After spending time with Jeremy and some of his colleagues, I have learned the proper etiquette for taking an awkward and possibly misunderstood incident and affirming your honest heterosexual intentions. I never knew of an established method for this, even though it seems like a social more that should have been created by our distant ancestors and passed down through the generations. However, it seems that this much needed innovation has been born through the trials of friendship within a small group of male high school teachers. I'm sure it will prove to be indespensable to all of us, and to generations to come.
For instance, sharing a tub of popcorn with your buddy at the movies always holds the potential for one of those uneasy moments where you are both reaching for a handful at the same time, and you accidentally caress his hand with your buttery fingertips. Your instinctive reaction is to freeze, like a criminal caught in the act, and then try to take it back by snatching your hand away from his. Now you each have a hand poised near the popcorn tub, and you are trying to think of some way to offer assurance that this isn't some kind of latent homosexuality manifesting itself in the secretive darkness of the theater. It is your responsibility to handle this, because it's your greasy fingerprints streaked along the back of his hand. Maybe you glance over and say "oh, sorry dude." Or maybe you remain still, tense, and silent, feeling his wary eyes searching the shadowy contours of your face for signs of betrayal, waiting for him to decide whether or not he still trusts you as he thinks back over all the good times you've had together and reminds himself of how pathetically miserable you were when your last girlfriend walked out so you must not be gay, and finally shrugs it off and reaches for the popcorn again. No matter how you handled it you are probably mildly embarassed and careful to not be a repeat offender, keeping a vigil on the popcorn out of the corner of your eye and only reaching when you know you can get in and out without further contact.
So, here is the ingenius solution I have learned from Jeremy, et al. Such awkward situations are easily resolved by acknowledging the incident and declaring it's irrelevance to the integrity and nature of your friendship by saying "
no homo." This immediately assuages your friend's sudden doubts and violent impulses, and he lets you know that everything is cool by responding in kind with "
no homo taken."
Have you got your feet propped up on the ottoman and an arm slung along the back of the couch, watching the game, when your hand accidentally brushes the back of your friend's head?
(Glance over at friend)"No homo."(Dismissive nod from friend)"No homo taken."See? No uneasy silences or awkward apologies, no embarassment.

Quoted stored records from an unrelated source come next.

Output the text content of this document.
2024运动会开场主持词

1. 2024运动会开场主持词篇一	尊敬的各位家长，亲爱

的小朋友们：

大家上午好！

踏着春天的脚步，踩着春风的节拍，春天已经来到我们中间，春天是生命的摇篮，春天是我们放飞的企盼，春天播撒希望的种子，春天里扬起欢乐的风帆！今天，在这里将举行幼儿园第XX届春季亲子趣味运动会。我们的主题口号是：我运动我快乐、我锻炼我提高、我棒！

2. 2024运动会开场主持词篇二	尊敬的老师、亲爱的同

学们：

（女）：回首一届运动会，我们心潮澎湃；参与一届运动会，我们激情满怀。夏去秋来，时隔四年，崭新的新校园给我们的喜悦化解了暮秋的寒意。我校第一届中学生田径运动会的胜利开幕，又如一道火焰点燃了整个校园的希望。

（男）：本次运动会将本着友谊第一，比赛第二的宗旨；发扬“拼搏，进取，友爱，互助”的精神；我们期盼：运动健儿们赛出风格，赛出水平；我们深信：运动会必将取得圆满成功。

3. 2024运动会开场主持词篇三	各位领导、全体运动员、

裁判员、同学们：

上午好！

Or maybe you are working out at the gym with your buddy, and he is standing behind the bench to spot for you while you are doing incline dumbell presses. Suddenly you notice a gentle pressure on the back of your head, something that pushes your hair back against your scalp as your body compresses against the bench in the upstroke of each repetition, and you look into the floor-to-ceiling mirrors to see what that could possibly be. Horror and despair sink into your soul as you realize that your friend has mistakenly stepped too close to the bench, because he is watching the music video on the television mounted high on the wall. What you see in the mirror is yourself, prostrate on the bench with arms atremble beneath the weight of the dumbells, and behind you, your friend standing with hands on hips and head leaned back while his crotch nuzzles your crown. Naturally, you panic. You struggle to keep the dumbells from crashing down and ending your suddenly miserable existence as the strength saps from your arms, and the exertion to maintain control under such duress causes you to gasp or make a strangling noise. This noise briefly interrupts your friend's enjoyment of the music video and causes him to glance at you in the mirror. Perhaps he misinterprets what he hears and sees as a grunt of exhertion while enjoying a good workout because he only spares you the briefest consideration before returning his attention to the video, while his crotch nuzzles on.
This is most unfortunate, because this is the precise time in which he should take a step back and say
"oops, sorry man. no homo." Fortunately for Jeremy, I am a sensible and forgiving person. So let it be known,
"no homo taken."So, now you also have the correct etiquette for dealing with uncomfortable situations such as these, and can apply that knowledge to the lives of yourself and all of your family and friends! I think we all owe Jeremy and his colleagues a great debt of gratitude.